La tension dans la salle était telle qu'on aurait pu la couper avec une lame. Éléonore croisa les jambes, le froissement de son collant de soie déchira le silence. Un son infime, presque érotique, qui rappela à Julien tout ce qu'il était en train de perdre.
Le gouffre était complet. Ils étaient ensemble dans la même pièce, respirant le même air vicié, mais ils habitaient désormais des planètes différentes. Et sur la sienne, il faisait un froid polaire.
Il empoigna son stylo plume si fort que le plastique menaça de céder. Il devait tenir. Pour la forme. Pour l'apparence. Parce qu'au bout du compte, dans ce tribunal comme dans la vie, c'était tout ce qu'il restait : le verdict des apparences, pendant que les cœurs, eux, finissaient de se consumer dans l'ombre des dossiers classés.

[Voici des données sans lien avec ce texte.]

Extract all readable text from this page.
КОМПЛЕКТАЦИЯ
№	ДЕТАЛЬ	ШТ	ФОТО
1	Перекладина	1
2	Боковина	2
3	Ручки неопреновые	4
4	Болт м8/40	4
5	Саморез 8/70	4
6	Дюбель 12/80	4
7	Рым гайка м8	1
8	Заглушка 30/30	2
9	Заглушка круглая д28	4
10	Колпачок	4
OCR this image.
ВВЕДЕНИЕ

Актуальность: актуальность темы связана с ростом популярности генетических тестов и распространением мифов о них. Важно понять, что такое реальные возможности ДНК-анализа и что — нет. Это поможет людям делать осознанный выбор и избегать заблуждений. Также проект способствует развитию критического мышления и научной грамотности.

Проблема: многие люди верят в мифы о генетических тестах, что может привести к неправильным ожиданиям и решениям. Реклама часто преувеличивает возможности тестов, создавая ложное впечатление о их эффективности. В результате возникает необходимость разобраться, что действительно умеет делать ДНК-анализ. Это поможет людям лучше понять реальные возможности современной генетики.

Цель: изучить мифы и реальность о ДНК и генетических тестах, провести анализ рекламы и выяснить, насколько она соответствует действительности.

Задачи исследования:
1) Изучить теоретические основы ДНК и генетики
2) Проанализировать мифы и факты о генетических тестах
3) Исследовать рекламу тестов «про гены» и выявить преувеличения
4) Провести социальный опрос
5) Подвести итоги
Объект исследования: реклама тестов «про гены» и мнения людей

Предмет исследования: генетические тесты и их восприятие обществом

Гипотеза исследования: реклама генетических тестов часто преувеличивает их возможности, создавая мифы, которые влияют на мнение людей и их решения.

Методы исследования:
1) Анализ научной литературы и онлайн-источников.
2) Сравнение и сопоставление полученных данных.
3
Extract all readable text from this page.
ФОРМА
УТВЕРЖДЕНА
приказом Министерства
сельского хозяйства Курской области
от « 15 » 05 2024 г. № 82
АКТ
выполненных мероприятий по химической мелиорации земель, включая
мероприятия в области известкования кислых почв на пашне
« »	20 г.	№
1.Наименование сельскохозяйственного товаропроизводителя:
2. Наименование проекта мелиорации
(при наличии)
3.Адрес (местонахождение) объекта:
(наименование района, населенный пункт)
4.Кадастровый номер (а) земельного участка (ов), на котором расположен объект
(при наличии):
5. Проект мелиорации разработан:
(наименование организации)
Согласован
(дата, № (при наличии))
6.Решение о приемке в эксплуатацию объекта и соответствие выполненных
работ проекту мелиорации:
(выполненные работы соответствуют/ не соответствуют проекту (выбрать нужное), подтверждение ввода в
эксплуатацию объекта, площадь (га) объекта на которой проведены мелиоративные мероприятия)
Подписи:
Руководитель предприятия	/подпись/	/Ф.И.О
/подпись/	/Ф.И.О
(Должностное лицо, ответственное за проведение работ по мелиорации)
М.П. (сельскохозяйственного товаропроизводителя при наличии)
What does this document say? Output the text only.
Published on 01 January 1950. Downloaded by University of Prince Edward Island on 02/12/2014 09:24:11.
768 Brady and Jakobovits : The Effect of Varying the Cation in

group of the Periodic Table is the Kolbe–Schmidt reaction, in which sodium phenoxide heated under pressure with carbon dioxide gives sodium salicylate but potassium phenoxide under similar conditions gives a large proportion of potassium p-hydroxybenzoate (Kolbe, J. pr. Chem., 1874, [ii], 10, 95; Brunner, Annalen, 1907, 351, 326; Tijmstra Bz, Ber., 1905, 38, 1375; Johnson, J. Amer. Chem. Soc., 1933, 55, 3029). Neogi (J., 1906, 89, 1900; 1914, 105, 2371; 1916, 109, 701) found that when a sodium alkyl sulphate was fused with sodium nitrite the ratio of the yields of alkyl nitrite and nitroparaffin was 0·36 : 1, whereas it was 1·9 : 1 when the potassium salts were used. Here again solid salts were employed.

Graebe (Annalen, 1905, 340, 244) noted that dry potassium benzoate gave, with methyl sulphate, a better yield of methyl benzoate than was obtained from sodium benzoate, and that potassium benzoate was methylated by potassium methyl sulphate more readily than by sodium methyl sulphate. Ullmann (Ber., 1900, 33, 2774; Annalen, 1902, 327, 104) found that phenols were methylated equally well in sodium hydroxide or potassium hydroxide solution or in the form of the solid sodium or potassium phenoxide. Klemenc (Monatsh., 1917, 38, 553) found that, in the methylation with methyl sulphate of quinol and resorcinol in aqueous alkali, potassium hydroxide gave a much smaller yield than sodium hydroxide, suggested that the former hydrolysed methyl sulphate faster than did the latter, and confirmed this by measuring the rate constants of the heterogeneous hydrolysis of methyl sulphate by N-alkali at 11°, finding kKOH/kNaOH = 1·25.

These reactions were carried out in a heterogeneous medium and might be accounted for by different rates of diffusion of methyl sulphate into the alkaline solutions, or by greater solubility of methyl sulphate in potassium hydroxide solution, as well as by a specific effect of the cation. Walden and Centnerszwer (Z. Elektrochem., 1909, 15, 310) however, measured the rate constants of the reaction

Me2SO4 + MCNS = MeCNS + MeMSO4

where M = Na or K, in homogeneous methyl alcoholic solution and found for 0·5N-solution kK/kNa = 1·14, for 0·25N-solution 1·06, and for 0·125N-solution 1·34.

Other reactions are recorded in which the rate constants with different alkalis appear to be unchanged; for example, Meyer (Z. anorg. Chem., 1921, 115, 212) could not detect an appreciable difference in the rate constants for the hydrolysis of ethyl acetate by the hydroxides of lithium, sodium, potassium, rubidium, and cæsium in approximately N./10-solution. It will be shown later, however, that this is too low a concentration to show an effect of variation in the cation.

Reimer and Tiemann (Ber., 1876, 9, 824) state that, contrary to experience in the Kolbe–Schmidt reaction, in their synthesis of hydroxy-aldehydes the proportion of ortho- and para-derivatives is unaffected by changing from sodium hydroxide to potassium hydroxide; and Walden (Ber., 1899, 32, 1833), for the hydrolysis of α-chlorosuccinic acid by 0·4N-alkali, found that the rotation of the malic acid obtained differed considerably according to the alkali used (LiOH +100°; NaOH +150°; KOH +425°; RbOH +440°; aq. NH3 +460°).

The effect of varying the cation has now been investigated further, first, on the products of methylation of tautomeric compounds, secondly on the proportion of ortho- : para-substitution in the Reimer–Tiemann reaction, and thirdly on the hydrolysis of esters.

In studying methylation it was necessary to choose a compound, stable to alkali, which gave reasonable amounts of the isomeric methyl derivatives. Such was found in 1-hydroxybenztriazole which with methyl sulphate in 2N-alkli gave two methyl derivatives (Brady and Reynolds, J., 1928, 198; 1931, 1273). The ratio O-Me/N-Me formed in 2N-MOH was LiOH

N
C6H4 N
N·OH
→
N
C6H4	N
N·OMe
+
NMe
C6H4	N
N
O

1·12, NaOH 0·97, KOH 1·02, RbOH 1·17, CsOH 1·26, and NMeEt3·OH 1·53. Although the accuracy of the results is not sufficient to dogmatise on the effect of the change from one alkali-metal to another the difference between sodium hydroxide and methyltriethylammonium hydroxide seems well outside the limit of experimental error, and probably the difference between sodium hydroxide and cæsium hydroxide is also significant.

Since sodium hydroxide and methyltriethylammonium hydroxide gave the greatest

Le marteau restait posé, lourd, sur son socle de cuir. Julien savait que lorsqu'il le lèverait pour clore la séance, ce ne serait pas seulement un procès qu'il terminerait. Ce serait l'exécution sommaire de tout ce qu'il avait été.
Il fixa le fond de la salle, là où l'obscurité commençait à gagner. Le silence d'Éléonore était un mur. Et il s'y brisait méthodiquement, seconde après seconde, sous le regard indifférent des jurés qui attendaient qu'on leur dise quoi penser, quoi juger, qui condamner.
Il n'y avait plus de justice. Il n'y avait que la distance. Infranchissable. Absolue. Le gouffre les avait avalés tous les deux, et personne ne viendrait les repêcher.
Le Sacrifice
L’air de la salle d’audience avait ce goût métallique d’orage imminent, un mélange de poussière de vieux dossiers et de sueur froide. Julien sentit l’étoffe de sa robe de procureur peser sur ses épaules comme une armure de plomb. Trop lourde. Trop rigide. Elle ne le protégeait plus ; elle l’étouffait.
Il fixa la petite cicatrice au coin de la lèvre d’Éléonore, là-bas, au troisième rang. Elle ne bougeait pas. Elle était une statue de marbre dans un océan de murmures. Il connaissait l’odeur de sa peau à cet endroit précis : un parfum de jasmin et de fatigue. Aujourd’hui, elle sentait la trahison. Et c’était lui qui tenait le couteau.
— Monsieur le Procureur ? La cour attend vos réquisitions finales.
La voix du président, le juge Marchand, était une lame sèche. Marchand aimait l’ordre. Il aimait que les têtes tombent quand le dossier était bien ficelé. Et ce dossier était un chef-d’œuvre de taxidermie : tout y était mort, empaillé, classé. Sauf que Julien savait que le cœur battait encore, quelque part, sous les mensonges.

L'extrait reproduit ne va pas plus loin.